Lika cukup tahu diri untuk tidak menahan pria itu agar tetap tinggal disaat Janu sudah meluangkan waktu selama beberapa jam di rumahnya. Namun, tetap saja ada rasa tidak rela saat melihat pria itu sedang bersiap untuk pulang. Ketika Janu hendak mengenakan kemeja, Lika baru beranjak dari ranjang. Dia menghampiri pria yang kini tengah berdiri di dekat nakas itu. Inilah yang Lika khawatirkan sejak awal, dia takut tak bisa mengontrol keinginannya dan malah membuat Janu risih.
"Langsung pulang?" tanya Lika, sembari memeluk pria itu dari belakang.
Janu mengangguk seraya memasang kancing kemeja. "Udah jam setengah 11, Lik."
"Mami kamu udah nyuruh pulang, ya?" Lika menumpu dagu di bahu Janu.
"Justru sebelum Mami nyariin, saya harus pulang." Janu memutar tubuh lalu mengusap puncak kepala Lika. "Lagian ini udah malam, kamu juga harus istirahat."
Lika tersenyum tipis. Padahal akan lebih menyenangkan kalau mereka istirahat bersama, di kamar yang sama pula. Namun, terlalu mustahil untuk menahan pria itu. Janu punya keluarga dan aturan, tidak seperti dirinya yang bebas ingin melakukan apa saja.
"Oke," sahut Lika, seraya melepaskan pelukan dari Janu dengan tidak rela. "Kapan pun kamu mau datang ke sini, jangan sungkan."
"Saya nggak tahu hubungan kita itu apa, Lika. Tapi dengan apa yang sudah kita lalui belakangan ini, kamu nggak mungkin saya lewatkan." Janu merapikan rambut Lika yang sedikit berantakan. "Saya pasti datang lagi. Besok, lusa, atau entah kapan. Tergantung kamu butuhnya kapan."
Lika diam sejenak.
Memang benar.
Sesungguhnya apa hubungan mereka sekarang?
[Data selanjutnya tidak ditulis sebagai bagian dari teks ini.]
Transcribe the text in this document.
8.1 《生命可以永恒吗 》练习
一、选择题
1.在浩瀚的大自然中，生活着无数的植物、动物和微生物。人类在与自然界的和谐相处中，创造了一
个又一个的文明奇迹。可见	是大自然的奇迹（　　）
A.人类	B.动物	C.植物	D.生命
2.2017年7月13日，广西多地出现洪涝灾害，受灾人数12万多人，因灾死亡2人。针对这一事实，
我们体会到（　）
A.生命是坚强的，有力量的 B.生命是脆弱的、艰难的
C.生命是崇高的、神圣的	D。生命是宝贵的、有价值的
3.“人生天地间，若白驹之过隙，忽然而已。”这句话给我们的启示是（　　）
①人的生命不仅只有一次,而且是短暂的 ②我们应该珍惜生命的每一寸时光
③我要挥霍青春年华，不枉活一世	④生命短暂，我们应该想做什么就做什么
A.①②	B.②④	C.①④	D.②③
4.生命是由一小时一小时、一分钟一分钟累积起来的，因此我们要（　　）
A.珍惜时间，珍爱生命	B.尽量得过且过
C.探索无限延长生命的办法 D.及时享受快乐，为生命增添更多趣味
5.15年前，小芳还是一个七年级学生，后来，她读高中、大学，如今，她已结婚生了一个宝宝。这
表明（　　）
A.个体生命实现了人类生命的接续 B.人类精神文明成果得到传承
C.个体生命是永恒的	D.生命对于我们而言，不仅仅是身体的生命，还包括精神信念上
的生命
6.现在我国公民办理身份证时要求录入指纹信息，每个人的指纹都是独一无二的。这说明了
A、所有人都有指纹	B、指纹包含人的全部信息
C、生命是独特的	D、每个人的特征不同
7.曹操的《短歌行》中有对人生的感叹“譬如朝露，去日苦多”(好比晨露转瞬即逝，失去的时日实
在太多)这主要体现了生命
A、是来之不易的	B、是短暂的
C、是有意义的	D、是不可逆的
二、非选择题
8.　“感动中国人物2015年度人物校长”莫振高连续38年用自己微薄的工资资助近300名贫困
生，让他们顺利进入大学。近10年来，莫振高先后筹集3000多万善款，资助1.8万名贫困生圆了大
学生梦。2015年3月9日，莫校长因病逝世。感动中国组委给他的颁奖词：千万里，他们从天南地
"Janu." Lika menahan ujung kemeja pria itu. Keduanya saling bertatapan. "Kamu udah bisa ikhlaskan mantanmu yang kemarin?"
Janu menipiskan bibir sekilas. "Saya pikir, kalau pun saya masih teringat dia, bukan berarti saya juga masih cinta sama dia."
Lika tersenyum masam. Janu sama sekali tak menjawab pertanyaannya.
"Tapi yang pasti, teringat soal Dian bukan lagi jadi sesuatu yang saya suka," lanjut Janu, membuat Lika kembali fokus menatapnya. "Mikirin istri orang cuma bikin saya merasa bodoh."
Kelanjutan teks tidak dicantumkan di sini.